If it’s just one morning when the previous days / week has been all good and I feel okay, I’ll likely do the workout.
IME HRV is definitely a trailing indicator. RHR, based on overnight tracking, is a bit better for me. YMMV
The answer is the same for both times: get on the bike, start and see how it feels. Adjust as I feel. Had this happen earlier this week, where I had a long tempo set and my HRV was through the floor. Got started, and it was one of the best workouts I’ve had in a while, no detrimental effects later in the day or thus far this week.
Maybe I’ll be a bit more dialed in or cautious if my numbers are whacked, but otherwise, feeling trumps all.
I go by how I feel vs what my Garmin tells me. I’ve had some of my best workouts when Garmin told me I should have a rest day or when it gives me a -4 (whatever it’s called about 3-5min into a run) or when my HRV is out of whack for days. I don’t think it’s actionable data, especially if you are only starting to collect the data (new user) or you have been inconsistent in your training.

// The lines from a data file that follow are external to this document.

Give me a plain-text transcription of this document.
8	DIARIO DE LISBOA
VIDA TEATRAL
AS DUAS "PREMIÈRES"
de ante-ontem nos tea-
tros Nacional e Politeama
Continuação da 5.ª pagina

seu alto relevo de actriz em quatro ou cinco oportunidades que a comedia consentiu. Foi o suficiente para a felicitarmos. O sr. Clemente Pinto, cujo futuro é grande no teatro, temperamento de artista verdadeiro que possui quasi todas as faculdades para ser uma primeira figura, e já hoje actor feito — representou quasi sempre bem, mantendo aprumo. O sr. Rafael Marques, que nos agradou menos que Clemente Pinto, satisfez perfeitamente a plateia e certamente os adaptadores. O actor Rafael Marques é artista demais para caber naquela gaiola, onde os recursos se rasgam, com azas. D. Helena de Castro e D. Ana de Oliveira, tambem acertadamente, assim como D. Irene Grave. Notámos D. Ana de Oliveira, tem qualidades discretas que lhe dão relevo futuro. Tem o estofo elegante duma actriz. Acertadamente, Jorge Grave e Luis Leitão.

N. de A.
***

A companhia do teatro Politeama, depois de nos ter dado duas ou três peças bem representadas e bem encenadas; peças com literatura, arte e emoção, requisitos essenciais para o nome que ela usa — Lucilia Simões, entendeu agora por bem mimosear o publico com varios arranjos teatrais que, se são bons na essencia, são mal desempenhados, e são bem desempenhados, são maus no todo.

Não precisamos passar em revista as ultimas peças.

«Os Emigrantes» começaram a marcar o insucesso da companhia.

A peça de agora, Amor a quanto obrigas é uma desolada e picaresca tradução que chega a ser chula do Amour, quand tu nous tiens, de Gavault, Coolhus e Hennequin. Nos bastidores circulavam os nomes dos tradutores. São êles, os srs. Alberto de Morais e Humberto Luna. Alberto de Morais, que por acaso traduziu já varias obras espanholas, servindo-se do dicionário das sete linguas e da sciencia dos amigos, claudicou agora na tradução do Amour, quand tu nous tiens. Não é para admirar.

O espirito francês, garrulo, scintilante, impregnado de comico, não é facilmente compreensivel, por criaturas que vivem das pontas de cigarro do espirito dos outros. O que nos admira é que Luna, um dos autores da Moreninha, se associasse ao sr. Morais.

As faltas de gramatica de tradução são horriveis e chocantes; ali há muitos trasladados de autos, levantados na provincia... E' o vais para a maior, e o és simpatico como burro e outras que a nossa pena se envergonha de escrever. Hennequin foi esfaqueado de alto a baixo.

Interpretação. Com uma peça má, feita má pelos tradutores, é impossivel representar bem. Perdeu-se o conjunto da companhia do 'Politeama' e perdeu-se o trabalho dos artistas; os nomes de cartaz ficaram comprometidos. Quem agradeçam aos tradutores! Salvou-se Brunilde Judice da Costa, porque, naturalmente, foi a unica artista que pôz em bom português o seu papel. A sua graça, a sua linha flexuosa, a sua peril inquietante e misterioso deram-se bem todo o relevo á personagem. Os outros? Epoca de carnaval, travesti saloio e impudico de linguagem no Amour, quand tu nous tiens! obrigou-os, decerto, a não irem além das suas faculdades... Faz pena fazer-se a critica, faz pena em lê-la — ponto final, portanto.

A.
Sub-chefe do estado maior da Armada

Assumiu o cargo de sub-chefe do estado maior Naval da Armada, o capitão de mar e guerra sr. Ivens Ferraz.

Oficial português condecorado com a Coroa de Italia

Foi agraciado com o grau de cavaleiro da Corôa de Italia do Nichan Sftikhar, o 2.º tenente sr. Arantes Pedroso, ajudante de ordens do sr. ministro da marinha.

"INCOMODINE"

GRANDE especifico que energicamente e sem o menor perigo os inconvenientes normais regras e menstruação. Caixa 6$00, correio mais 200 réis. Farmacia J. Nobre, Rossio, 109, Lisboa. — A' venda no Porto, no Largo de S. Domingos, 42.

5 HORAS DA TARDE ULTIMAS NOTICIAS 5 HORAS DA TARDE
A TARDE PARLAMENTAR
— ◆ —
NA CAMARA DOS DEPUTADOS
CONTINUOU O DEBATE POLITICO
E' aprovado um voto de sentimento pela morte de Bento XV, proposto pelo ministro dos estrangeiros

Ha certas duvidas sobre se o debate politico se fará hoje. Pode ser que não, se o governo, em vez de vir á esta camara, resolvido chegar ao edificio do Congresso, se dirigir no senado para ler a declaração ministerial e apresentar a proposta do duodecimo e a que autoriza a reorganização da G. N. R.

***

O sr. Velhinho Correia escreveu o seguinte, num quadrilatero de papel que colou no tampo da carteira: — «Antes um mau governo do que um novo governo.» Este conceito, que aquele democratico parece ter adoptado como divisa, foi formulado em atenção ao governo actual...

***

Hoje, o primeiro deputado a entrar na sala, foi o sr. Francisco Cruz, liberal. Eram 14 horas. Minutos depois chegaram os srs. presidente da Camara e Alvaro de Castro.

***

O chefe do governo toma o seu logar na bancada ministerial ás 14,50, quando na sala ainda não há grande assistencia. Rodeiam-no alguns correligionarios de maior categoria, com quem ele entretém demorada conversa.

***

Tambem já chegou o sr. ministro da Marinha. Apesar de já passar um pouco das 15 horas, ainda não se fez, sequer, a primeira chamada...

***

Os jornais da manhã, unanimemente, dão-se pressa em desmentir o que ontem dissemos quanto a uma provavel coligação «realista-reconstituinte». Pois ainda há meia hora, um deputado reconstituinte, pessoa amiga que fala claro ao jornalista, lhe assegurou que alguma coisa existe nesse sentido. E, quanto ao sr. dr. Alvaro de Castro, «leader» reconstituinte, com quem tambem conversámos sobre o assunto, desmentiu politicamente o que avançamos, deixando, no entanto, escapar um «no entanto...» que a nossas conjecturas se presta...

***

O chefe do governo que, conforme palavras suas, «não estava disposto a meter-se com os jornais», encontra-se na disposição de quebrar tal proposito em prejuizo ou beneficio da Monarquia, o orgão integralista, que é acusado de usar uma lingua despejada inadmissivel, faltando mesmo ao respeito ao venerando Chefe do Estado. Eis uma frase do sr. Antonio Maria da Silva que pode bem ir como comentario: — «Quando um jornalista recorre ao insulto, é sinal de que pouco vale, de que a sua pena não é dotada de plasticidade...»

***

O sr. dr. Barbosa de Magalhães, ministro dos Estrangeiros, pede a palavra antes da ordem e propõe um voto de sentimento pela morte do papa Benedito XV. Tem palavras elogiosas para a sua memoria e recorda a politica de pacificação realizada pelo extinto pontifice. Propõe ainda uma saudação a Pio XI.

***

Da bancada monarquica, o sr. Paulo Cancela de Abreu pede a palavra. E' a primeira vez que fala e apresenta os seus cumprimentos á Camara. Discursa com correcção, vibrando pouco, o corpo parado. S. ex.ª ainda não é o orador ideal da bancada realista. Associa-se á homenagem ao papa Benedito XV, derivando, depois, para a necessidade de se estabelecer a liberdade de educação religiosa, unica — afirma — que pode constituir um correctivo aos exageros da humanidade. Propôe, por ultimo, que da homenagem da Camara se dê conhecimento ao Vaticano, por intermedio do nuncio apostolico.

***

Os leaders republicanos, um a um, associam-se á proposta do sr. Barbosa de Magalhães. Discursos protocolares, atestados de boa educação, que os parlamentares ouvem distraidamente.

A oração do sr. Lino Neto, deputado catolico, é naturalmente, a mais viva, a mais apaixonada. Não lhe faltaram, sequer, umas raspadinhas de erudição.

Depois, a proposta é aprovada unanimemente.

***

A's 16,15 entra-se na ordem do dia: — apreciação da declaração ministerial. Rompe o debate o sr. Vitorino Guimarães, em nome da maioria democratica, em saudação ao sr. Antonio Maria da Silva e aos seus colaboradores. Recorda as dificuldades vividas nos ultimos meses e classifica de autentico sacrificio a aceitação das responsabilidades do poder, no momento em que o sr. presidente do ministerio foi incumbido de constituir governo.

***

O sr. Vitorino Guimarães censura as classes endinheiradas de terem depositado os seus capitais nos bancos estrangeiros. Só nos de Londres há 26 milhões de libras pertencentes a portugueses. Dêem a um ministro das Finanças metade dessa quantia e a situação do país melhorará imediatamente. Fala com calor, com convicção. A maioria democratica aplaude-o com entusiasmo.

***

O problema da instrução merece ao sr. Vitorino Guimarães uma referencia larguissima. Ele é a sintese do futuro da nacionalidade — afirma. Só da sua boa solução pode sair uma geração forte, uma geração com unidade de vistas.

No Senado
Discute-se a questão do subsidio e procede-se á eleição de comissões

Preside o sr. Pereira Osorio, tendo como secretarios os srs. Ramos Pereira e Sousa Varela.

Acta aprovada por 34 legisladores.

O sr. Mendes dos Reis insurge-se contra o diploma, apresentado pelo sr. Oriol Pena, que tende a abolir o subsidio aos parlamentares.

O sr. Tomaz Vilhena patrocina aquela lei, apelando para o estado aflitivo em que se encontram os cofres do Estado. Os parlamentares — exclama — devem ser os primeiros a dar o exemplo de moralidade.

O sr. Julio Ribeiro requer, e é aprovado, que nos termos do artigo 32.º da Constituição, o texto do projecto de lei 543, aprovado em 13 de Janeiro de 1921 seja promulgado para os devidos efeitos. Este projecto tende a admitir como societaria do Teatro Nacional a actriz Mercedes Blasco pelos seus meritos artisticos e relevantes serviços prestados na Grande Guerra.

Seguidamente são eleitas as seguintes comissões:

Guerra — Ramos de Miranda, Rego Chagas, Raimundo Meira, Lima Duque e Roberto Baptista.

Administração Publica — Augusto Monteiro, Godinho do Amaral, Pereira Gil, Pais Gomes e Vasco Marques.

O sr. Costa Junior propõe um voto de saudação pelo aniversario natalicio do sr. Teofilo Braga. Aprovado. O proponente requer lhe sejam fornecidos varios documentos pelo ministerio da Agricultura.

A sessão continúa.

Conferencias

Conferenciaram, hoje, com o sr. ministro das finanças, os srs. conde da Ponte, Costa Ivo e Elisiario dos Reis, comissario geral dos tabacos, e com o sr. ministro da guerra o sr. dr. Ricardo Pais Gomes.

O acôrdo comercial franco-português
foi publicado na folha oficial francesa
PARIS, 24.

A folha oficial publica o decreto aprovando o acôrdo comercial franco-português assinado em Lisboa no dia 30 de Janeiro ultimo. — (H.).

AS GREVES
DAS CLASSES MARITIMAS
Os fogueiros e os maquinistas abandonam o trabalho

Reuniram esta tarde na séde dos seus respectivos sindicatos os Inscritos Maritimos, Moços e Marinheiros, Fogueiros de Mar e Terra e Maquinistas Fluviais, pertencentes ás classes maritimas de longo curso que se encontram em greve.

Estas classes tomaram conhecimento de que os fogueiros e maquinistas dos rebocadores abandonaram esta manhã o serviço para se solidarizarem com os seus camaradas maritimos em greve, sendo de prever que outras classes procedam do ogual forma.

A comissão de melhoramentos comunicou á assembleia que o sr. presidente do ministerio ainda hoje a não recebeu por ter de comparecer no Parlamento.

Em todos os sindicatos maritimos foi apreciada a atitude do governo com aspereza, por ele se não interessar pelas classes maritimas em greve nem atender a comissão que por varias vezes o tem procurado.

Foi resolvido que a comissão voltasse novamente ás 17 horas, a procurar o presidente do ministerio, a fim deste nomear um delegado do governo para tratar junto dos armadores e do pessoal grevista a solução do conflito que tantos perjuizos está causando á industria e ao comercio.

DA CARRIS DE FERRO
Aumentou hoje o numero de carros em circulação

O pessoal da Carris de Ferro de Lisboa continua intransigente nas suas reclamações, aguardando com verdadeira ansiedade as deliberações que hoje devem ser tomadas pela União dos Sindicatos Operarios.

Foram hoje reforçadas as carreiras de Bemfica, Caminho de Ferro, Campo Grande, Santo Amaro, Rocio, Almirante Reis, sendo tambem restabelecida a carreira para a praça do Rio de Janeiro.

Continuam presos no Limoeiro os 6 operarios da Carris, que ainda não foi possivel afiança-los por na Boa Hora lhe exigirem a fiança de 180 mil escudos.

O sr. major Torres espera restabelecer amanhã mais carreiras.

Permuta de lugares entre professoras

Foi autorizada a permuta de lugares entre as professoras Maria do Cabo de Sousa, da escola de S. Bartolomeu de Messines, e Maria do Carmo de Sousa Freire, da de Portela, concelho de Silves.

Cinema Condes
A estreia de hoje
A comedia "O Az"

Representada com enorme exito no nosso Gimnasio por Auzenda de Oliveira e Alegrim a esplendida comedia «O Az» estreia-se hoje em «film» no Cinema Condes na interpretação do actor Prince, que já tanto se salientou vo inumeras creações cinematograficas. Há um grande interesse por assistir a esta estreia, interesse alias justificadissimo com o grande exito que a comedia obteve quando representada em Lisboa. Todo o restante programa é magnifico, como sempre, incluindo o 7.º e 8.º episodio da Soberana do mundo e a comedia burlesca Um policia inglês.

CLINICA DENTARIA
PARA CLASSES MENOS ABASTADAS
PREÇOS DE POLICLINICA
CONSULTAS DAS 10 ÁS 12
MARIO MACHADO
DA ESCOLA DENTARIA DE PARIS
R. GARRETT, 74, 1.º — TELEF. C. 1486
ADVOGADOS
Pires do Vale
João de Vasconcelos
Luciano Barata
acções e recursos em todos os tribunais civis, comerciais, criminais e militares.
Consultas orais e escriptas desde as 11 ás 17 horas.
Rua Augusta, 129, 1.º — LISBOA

In some ways, I think it becomes a self-fulfilling prophecy. Your Garmin says you’re going to suck. So you get it in your head you’re going to suck and then proceed to suck. You really want to let your Garmin dictate how you “feel” ![]()
don’t let data or a computer tell you that today is sucky. I was tired tonight on 4th day riding. But yesterday was easy, and after a good warmup I did upper tempo for 40 minutes on the Wed drop ride.

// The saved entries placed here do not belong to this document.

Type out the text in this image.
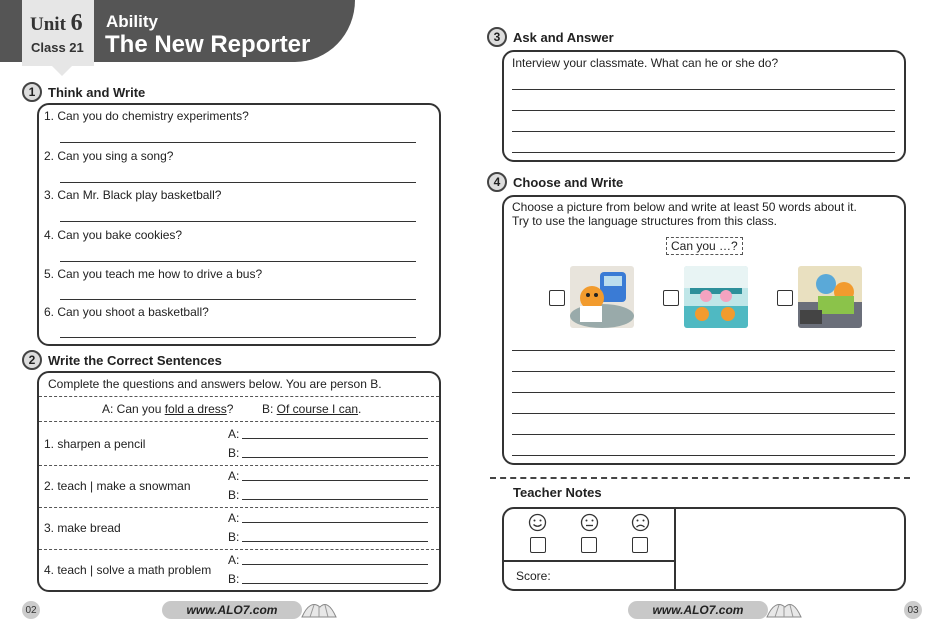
Unit 6
Class 21
Ability
The New Reporter
1 Think and Write
1. Can you do chemistry experiments?
2. Can you sing a song?
3. Can Mr. Black play basketball?
4. Can you bake cookies?
5. Can you teach me how to drive a bus?
6. Can you shoot a basketball?
2 Write the Correct Sentences
Complete the questions and answers below. You are person B.
A: Can you fold a dress? B: Of course I can.
1. sharpen a pencil
A:
B:
2. teach | make a snowman
A:
B:
3. make bread
A:
B:
4. teach | solve a math problem
A:
B:
3 Ask and Answer
Interview your classmate. What can he or she do?
4 Choose and Write
Choose a picture from below and write at least 50 words about it.
Try to use the language structures from this class.
Can you …?
Teacher Notes
Score:
02	www.ALO7.com	www.ALO7.com	03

Wait - they hold the start of your races until your Garmin says you’re ready?
Check this out. 4 Training Myths for Cyclists 50 and Older - Chris Carmichael and some of the comments are truly inspirational
I’ve generally found that regardless of what metric is being used, I can probably achieve whatever workout is planned for a given day. What I’ve come around to using is the longer term trend from Marco Altini’s Hrv4. If over 2 or 3 weeks, my Rmssd is trending down, I take that as a sign that I’ve got the balance between stress (from riding and life) and recovery slightly wrong and I will make some tweaks to my plan for the coming weeks; this may be in the form of switching one 90 minute ride each week to a 60 minute or make the endurance rides easier. If I get the tweaks right then I generally see the Rmssd starting to trend upwards again. Subjectively, this has also coincided with me ‘feeling’ fresher or not being smashed at the end of harder rides. Nice to see age related posts and also pleased to see masters plans being introduced. IMO, this represents another step in the direction of helping me find out what works best for me.

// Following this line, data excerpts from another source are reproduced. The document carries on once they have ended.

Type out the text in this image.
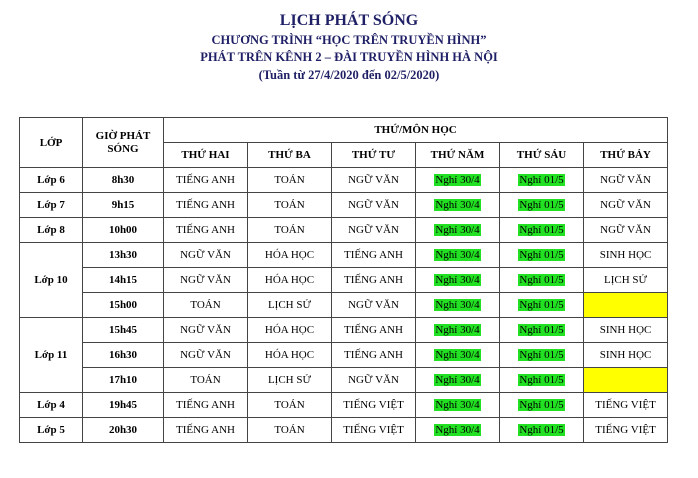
LỊCH PHÁT SÓNG
CHƯƠNG TRÌNH “HỌC TRÊN TRUYỀN HÌNH”
PHÁT TRÊN KÊNH 2 – ĐÀI TRUYỀN HÌNH HÀ NỘI
(Tuần từ 27/4/2020 đến 02/5/2020)
LỚP	GIỜ PHÁT SÓNG	THỨ/MÔN HỌC					
		THỨ HAI	THỨ BA	THỨ TƯ	THỨ NĂM	THỨ SÁU	THỨ BẢY
Lớp 6	8h30	TIẾNG ANH	TOÁN	NGỮ VĂN	Nghỉ 30/4	Nghỉ 01/5	NGỮ VĂN
Lớp 7	9h15	TIẾNG ANH	TOÁN	NGỮ VĂN	Nghỉ 30/4	Nghỉ 01/5	NGỮ VĂN
Lớp 8	10h00	TIẾNG ANH	TOÁN	NGỮ VĂN	Nghỉ 30/4	Nghỉ 01/5	NGỮ VĂN
Lớp 10	13h30	NGỮ VĂN	HÓA HỌC	TIẾNG ANH	Nghỉ 30/4	Nghỉ 01/5	SINH HỌC
	14h15	NGỮ VĂN	HÓA HỌC	TIẾNG ANH	Nghỉ 30/4	Nghỉ 01/5	LỊCH SỬ
	15h00	TOÁN	LỊCH SỬ	NGỮ VĂN	Nghỉ 30/4	Nghỉ 01/5	
Lớp 11	15h45	NGỮ VĂN	HÓA HỌC	TIẾNG ANH	Nghỉ 30/4	Nghỉ 01/5	SINH HỌC
	16h30	NGỮ VĂN	HÓA HỌC	TIẾNG ANH	Nghỉ 30/4	Nghỉ 01/5	SINH HỌC
	17h10	TOÁN	LỊCH SỬ	NGỮ VĂN	Nghỉ 30/4	Nghỉ 01/5	
Lớp 4	19h45	TIẾNG ANH	TOÁN	TIẾNG VIỆT	Nghỉ 30/4	Nghỉ 01/5	TIẾNG VIỆT
Lớp 5	20h30	TIẾNG ANH	TOÁN	TIẾNG VIỆT	Nghỉ 30/4	Nghỉ 01/5	TIẾNG VIỆT
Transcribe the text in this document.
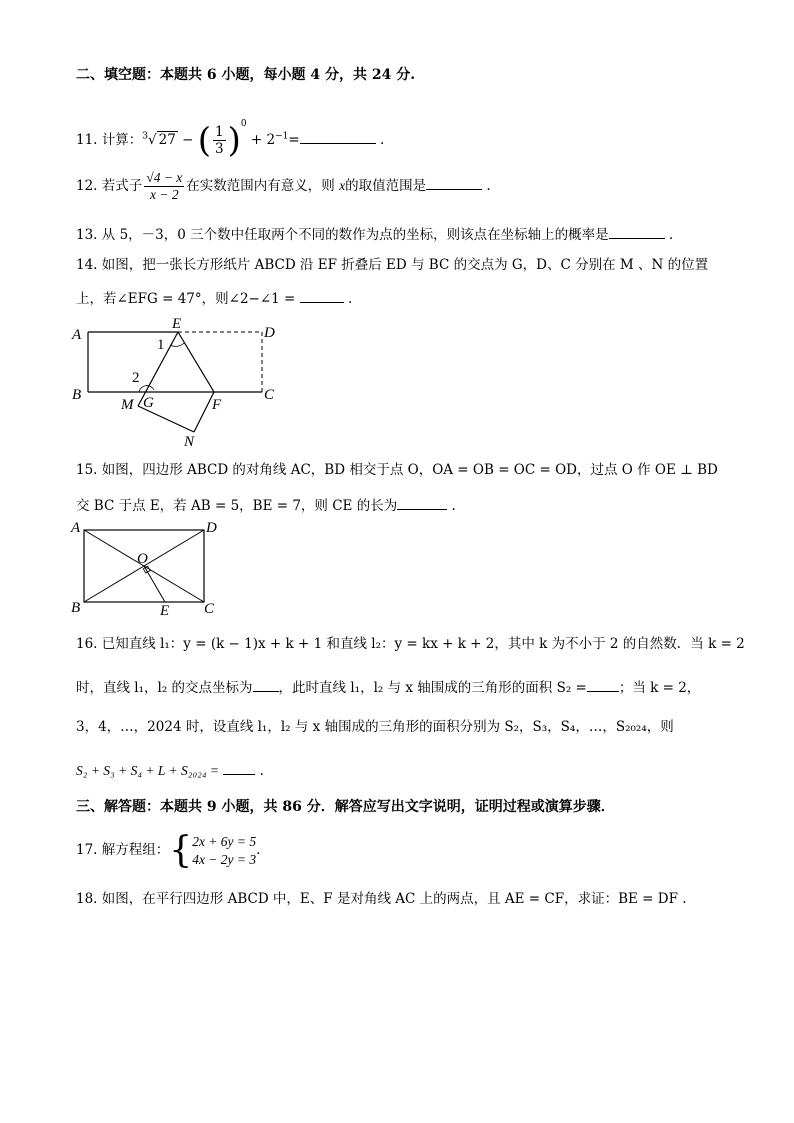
二、填空题：本题共 6 小题，每小题 4 分，共 24 分.
11. 计算：$^3$√ 27 − ( $\frac{1}{3} )^0 + 2^{-1}=$	.
12. 若式子 $\frac{√4 - x}{x - 2}$ 在实数范围内有意义，则 x的取值范围是	.
13. 从 5，－3，0 三个数中任取两个不同的数作为点的坐标，则该点在坐标轴上的概率是	.
14. 如图，把一张长方形纸片 ABCD 沿 EF 折叠后 ED 与 BC 的交点为 G，D、C 分别在 M 、N 的位置
上，若∠EFG = 47°，则∠2−∠1 =	.
A
B	C
D
E
F
G
M
N
1
2
15. 如图，四边形 ABCD 的对角线 AC，BD 相交于点 O，OA = OB = OC = OD，过点 O 作 OE ⊥ BD
交 BC 于点 E，若 AB = 5，BE = 7，则 CE 的长为	.
A
B	C
D
O
E
16. 已知直线 l₁：y = (k − 1)x + k + 1 和直线 l₂：y = kx + k + 2，其中 k 为不小于 2 的自然数．当 k = 2
时，直线 l₁，l₂ 的交点坐标为 ，此时直线 l₁，l₂ 与 x 轴围成的三角形的面积 S₂ = ；当 k = 2，
3，4，…，2024 时，设直线 l₁，l₂ 与 x 轴围成的三角形的面积分别为 S₂，S₃，S₄，…，S₂₀₂₄，则
S₂ + S₃ + S₄ + L + S₂₀₂₄ =	.
三、解答题：本题共 9 小题，共 86 分．解答应写出文字说明，证明过程或演算步骤．
17. 解方程组：{ 2x + 6y = 5
4x − 2y = 3
.
18. 如图，在平行四边形 ABCD 中，E、F 是对角线 AC 上的两点，且 AE = CF，求证：BE = DF .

I wear an oura ring and keep an eye on resting heart rate, HRV, body temp, sleep quality, etc. I don’t put much stock into metrics on a specific day, but I like to watch macro trends (over a period of weeks or months). Yeah, it gives me a daily score for readiness, but I just don’t find it that useful/accurate for a given day. If I skip a planned workout on a given day, that’s going to happen because of how I feel, not what my metrics said that morning. Turning 55 this week, so right in the meat of my 50’s.
I use resting HR as a general indicator, and don’t get too hung up on any one night’s number. FWIW, your watch should be able to monitor HR overnight to give you a better and more replicable resting HR.
When I see resting HR up for a couple of days and there’s no obvious reason (i.e. alcohol, stress at work, major fatigue), it’s usually a tipoff that I may be getting sick or that long term fatigue is catching up to me and I’ll take a couple of days off or very easy.
But be aware that there are lots of things that impact HR and stress. The night before a race, my HRV is low, and my resting HR and stress are higher than normal because I’m getting psyched up for the race.
Crux of the matter - HR is useful as a long term variable, but no single reading should typically dictate training.